November brings the “Zaz” International Festival for Performance Art . With Tamar Raban at the helm as its artistic director, it will provide a showcase for 30 performance artists from Israel and further afield.
Start your day with breakfast at laid-back Rothschild 12 or bookstore café Book Worm (7 Mazeh Street, (0)3 535 7907), on the ground floor of the Chelouche Art Gallery.
A hit with Tel Aviv’s bohemian crowd, Sheleg Café serves both Mediterranean and classic Israeli dishes. In the morning it offers nine different breakfasts; later in the day, there are sandwiches and salads.
Two minutes east is Pappas, an Italianrun trattoria on the fringes of the market. Regulars swear by the “Davide”pizza, topped with pepperoni, chilli and ricotta.
Named after the ballet impresario and founder of the Ballets Russes, the Diaghilev Live Art Boutique Hotel (rooms from €144/ NIS735) has a central location, spacious rooms and exceptionally friendly staff. Rich oriental rugs and paintings and sculptures by Israeli artists add warmth to the understated decor.
Set in a landmark building that dates from the 1930s, the Townhouse Tel Aviv (rooms from €150/NIS765) is a 19-room boutique hotel. The decor is impeccable (think handmade rugs, polished parquet floors and big, comfortable beds), while little extras include free Wi-Fi and bikes for guests to borrow.
Local designer Daniella Lehavi is known for her luxury leather goods, all handmade in Israel, with a range that runs from belts and wallets to capacious tote bags. The elegant flagship store also features special-edition pieces.
Vanity is a carefully curated little boutique selling clothes, accessories and vintage couture pieces, hand-picked by owner Orna Shaul.
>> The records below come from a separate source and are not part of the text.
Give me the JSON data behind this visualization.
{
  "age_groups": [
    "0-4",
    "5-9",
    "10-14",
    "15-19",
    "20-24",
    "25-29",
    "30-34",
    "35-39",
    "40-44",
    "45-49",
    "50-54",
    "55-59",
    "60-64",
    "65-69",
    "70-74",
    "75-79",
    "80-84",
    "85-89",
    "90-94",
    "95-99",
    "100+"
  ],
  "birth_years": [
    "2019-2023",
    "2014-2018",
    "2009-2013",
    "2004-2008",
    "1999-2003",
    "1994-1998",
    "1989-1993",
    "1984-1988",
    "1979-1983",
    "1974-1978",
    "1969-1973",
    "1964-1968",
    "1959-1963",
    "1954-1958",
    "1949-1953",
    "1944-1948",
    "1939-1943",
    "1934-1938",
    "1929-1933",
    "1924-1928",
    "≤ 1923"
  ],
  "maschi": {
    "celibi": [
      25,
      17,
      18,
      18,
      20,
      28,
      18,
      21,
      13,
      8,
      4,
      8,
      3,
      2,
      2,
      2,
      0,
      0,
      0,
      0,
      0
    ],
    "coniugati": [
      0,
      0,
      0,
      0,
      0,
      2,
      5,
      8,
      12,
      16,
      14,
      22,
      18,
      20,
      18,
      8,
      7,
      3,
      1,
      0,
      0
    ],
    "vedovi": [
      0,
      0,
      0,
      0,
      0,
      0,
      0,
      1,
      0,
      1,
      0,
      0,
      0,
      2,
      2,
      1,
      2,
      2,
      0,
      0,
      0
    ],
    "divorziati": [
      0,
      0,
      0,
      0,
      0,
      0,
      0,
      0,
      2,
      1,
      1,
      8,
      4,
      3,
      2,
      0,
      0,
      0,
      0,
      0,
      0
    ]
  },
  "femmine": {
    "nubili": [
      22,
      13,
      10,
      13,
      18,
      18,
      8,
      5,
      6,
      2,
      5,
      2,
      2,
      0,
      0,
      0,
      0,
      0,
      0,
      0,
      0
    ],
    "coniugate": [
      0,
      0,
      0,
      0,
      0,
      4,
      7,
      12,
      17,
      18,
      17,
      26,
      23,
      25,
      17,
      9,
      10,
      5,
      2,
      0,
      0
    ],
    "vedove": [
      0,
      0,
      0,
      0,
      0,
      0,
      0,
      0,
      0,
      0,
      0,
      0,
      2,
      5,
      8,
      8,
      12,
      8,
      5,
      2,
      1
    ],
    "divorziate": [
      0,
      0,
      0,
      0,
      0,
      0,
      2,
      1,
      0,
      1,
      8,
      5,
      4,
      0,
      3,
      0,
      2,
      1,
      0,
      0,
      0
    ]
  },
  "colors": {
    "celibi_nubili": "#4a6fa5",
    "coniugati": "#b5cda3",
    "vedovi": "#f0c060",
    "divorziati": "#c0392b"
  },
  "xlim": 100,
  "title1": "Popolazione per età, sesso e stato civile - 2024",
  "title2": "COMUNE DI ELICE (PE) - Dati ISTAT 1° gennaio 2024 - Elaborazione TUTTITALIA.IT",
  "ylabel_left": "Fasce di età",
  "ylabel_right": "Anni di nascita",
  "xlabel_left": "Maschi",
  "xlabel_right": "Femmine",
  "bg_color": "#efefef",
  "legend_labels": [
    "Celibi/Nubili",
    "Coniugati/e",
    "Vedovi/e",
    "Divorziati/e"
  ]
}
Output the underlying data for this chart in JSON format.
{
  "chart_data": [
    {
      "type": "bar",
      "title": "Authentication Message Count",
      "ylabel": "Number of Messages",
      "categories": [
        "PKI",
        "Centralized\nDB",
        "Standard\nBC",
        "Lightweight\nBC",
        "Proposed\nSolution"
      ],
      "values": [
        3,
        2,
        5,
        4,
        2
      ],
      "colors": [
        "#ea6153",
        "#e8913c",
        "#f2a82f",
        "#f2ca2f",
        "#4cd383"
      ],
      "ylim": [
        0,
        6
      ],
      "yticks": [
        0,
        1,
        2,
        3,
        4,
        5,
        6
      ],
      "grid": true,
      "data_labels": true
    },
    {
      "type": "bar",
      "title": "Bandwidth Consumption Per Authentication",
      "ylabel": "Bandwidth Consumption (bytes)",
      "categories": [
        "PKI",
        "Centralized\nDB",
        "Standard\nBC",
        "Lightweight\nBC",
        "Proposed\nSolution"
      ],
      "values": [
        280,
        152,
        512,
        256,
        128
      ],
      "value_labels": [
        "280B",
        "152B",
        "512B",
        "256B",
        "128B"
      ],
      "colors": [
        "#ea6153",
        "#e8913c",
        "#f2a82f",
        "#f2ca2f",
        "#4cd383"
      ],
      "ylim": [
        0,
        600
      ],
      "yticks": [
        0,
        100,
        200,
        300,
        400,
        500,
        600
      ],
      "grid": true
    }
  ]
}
Near the Great Synagogue, Port Said serves tasty Middle Eastern bar food such as chickpea-sprinkled hummus masabacha.
Café Europa is packed every night until its 2am closing time, serving excellent cocktails and sophisticated small plates such as beef tartare or tuna ceviche.
For casual drinks, try the effortlessly hip Lucifer or Cookies and Cream (99 Allenby Street).
A hidden door in a sandwich shop leads to Deli, a smooth cocktail bar and club. At the weekends it hosts LATER’s cutting-edge house and techno parties, featuring rising talents from Berlin, Hamburg, London and, of course, Tel Aviv.